The article titled “A normative-empirical analysis of state duties and corporate responsibilities related to adverse human rights impacts on the Amazonian minerals-energy frontier” has been published in the Journal of Cleaner Production*. This article has been authored by Karlijn Kuijpers (University of Utrecht), Mariëtte van Huijstee (SOMO and Open University) and Joseph Wilde-Ramsing (SOMO).

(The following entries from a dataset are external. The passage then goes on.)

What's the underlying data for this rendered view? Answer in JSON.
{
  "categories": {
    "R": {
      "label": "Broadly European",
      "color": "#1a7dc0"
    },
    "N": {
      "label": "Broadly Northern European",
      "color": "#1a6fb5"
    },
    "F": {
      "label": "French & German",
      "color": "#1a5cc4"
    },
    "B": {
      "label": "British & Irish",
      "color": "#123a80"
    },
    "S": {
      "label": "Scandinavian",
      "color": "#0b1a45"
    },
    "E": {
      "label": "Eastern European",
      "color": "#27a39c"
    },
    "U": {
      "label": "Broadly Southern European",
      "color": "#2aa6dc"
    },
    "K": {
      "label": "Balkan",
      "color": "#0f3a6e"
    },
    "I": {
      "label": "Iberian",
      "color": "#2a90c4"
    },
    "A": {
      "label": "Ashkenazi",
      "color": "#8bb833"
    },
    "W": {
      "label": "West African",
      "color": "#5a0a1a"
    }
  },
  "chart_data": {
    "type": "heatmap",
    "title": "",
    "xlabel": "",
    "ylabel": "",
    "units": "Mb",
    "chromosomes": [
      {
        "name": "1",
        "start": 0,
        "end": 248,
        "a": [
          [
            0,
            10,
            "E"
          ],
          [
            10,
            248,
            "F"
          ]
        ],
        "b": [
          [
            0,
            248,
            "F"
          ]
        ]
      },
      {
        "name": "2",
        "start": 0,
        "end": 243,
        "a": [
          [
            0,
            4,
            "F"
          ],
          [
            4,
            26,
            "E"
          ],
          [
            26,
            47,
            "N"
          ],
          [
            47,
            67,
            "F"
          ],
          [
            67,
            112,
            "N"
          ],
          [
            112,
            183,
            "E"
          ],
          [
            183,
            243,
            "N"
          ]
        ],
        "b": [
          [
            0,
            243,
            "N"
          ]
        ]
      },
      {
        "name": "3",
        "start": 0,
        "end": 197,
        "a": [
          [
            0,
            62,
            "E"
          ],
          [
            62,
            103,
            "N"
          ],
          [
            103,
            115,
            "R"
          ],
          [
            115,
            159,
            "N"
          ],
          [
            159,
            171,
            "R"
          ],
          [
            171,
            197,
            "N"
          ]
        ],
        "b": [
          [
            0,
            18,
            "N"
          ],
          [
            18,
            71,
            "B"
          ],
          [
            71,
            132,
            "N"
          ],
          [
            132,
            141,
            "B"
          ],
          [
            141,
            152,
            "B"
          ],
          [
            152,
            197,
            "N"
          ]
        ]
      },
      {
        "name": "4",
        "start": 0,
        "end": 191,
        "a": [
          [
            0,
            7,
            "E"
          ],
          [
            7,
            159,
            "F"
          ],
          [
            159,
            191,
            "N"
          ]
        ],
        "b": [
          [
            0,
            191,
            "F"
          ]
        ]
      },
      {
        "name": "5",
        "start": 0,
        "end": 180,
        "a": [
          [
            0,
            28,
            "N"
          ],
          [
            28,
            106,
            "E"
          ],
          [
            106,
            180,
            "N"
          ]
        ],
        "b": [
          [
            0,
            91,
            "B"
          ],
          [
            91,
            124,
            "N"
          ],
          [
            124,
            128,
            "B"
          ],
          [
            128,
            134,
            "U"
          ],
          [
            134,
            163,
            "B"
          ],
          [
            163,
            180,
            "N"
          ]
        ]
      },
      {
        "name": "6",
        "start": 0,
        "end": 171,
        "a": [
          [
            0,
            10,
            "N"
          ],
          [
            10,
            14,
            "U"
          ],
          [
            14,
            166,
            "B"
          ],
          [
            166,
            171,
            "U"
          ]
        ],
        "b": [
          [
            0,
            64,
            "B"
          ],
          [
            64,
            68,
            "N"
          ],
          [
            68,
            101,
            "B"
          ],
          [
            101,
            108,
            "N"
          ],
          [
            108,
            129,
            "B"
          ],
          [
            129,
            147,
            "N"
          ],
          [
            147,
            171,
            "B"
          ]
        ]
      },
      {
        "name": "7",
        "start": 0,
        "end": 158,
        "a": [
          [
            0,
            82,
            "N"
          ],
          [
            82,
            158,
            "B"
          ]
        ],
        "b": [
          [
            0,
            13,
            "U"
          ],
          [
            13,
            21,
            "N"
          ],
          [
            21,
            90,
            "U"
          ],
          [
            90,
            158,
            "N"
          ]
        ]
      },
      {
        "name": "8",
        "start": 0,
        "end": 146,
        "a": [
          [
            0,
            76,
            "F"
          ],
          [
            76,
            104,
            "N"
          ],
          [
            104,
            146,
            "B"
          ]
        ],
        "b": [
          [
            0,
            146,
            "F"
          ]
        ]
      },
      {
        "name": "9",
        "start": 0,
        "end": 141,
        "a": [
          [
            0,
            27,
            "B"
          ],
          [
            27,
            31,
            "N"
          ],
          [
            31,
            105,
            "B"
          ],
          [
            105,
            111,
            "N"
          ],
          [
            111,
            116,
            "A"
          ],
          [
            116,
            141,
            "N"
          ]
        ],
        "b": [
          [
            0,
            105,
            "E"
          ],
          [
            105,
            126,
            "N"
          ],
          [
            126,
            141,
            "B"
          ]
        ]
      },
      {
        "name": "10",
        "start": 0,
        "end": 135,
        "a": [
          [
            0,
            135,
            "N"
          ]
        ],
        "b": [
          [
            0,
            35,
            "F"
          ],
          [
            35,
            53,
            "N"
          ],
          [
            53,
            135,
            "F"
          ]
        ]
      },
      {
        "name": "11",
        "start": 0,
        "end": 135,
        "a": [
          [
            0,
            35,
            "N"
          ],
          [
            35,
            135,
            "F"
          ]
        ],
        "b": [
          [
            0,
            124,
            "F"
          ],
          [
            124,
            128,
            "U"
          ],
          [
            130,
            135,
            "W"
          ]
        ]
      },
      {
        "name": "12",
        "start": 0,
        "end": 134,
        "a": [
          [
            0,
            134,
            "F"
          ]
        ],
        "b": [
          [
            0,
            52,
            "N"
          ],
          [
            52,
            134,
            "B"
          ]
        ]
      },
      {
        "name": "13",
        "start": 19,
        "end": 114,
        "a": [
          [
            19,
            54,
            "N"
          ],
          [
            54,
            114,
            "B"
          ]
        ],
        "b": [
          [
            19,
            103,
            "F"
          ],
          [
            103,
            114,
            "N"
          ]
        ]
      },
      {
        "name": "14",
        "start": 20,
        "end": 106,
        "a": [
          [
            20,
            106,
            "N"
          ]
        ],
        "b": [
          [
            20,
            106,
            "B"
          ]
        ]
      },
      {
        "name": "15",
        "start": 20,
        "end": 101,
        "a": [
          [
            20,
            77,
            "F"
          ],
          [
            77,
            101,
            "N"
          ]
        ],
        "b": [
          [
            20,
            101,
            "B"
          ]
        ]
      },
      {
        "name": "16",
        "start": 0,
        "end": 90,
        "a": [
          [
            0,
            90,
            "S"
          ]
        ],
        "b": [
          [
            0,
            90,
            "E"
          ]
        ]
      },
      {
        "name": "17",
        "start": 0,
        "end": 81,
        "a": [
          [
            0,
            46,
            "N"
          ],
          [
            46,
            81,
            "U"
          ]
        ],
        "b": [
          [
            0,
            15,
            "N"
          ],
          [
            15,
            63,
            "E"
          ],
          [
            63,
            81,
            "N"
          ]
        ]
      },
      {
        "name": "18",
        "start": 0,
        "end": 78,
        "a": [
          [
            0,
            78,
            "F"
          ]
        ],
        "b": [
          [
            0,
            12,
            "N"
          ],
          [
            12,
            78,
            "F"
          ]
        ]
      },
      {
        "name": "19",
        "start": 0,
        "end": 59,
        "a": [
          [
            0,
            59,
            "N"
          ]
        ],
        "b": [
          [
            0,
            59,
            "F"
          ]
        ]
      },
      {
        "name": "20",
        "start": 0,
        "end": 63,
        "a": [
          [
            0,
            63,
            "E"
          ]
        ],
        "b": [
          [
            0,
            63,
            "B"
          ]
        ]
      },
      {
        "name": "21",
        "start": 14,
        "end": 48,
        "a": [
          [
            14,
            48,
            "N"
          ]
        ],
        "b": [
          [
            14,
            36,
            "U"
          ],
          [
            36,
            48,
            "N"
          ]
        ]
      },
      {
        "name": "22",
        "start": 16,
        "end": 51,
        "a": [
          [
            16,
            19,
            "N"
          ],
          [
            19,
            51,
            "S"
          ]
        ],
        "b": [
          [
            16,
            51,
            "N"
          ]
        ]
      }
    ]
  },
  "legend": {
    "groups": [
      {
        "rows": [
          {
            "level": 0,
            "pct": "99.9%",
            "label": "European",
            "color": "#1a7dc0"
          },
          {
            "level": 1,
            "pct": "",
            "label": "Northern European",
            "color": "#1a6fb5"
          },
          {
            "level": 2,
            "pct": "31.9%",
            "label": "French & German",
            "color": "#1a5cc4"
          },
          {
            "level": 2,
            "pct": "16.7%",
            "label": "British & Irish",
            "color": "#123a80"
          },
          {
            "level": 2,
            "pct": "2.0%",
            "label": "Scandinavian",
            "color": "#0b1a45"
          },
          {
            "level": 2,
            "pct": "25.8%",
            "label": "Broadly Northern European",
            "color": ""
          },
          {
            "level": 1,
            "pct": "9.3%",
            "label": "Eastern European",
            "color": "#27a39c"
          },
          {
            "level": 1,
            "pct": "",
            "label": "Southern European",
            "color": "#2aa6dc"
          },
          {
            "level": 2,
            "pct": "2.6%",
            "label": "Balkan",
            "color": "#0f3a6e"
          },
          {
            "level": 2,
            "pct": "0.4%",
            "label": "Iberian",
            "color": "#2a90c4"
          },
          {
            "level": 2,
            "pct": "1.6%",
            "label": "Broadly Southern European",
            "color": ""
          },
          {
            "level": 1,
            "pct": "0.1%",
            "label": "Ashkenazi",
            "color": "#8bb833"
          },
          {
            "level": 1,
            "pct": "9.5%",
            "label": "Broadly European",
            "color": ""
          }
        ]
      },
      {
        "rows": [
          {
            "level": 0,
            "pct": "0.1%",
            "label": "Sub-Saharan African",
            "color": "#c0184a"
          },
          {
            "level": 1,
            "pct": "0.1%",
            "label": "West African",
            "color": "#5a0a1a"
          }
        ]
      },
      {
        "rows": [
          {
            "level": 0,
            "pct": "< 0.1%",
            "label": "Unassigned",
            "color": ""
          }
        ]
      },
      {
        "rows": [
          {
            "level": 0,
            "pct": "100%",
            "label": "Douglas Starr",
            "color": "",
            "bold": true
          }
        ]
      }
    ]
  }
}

The article probes the existence of a ‘minerals-energy complex’ (MEC), a concept developed in South Africa, to describe the strong inter-linkages between the mining and energy sector in the Brazilian Amazon. Within the framework of the MEC, the authors conduct a normative analysis – based on the United Nations Guiding Principles for Business and Human Rights (UNGPs) – of the state duties and corporate responsibilities for adverse human rights impacts in the complex.

Useful framework

The authors use a single, in-depth case study approach, focusing on the case of the Belo Monte hydroelectric dam in the Amazonian state of Pará. The MEC proves to be a useful framework for studying the advancement of hydroelectricity and mining projects on the Amazonian frontier. The analysis indicates that the Brazilian minerals and energy sectors are mutually dependent and have overlapping interests and decision-making structures. Applying the MEC framework to the Belo Monte case serves to clarify and detangle the relationships between the various actors associated with the dam’s adverse impacts. This provides a foundation for the normative analysis of the responsibilities and actions required of each actor based on the internationally-accepted standards in the UNGPs.

To improve policy

By applying the MEC as an analytical research framework and drawing on the UNGPs for normative guidance, the present study contributes to the academic literature on corporate responsibility, as well as providing policy and decision-makers with a normative-empirical analysis that can be drawn upon to improve policy and ensure that corporate activity contributes to sustainable development.

*The Journal of Cleaner Production serves as a “transdisciplinary, international forum for the exchange of information and research concepts, policies, and technologies designed to help ensure progress towards making societies and regions more sustainable”.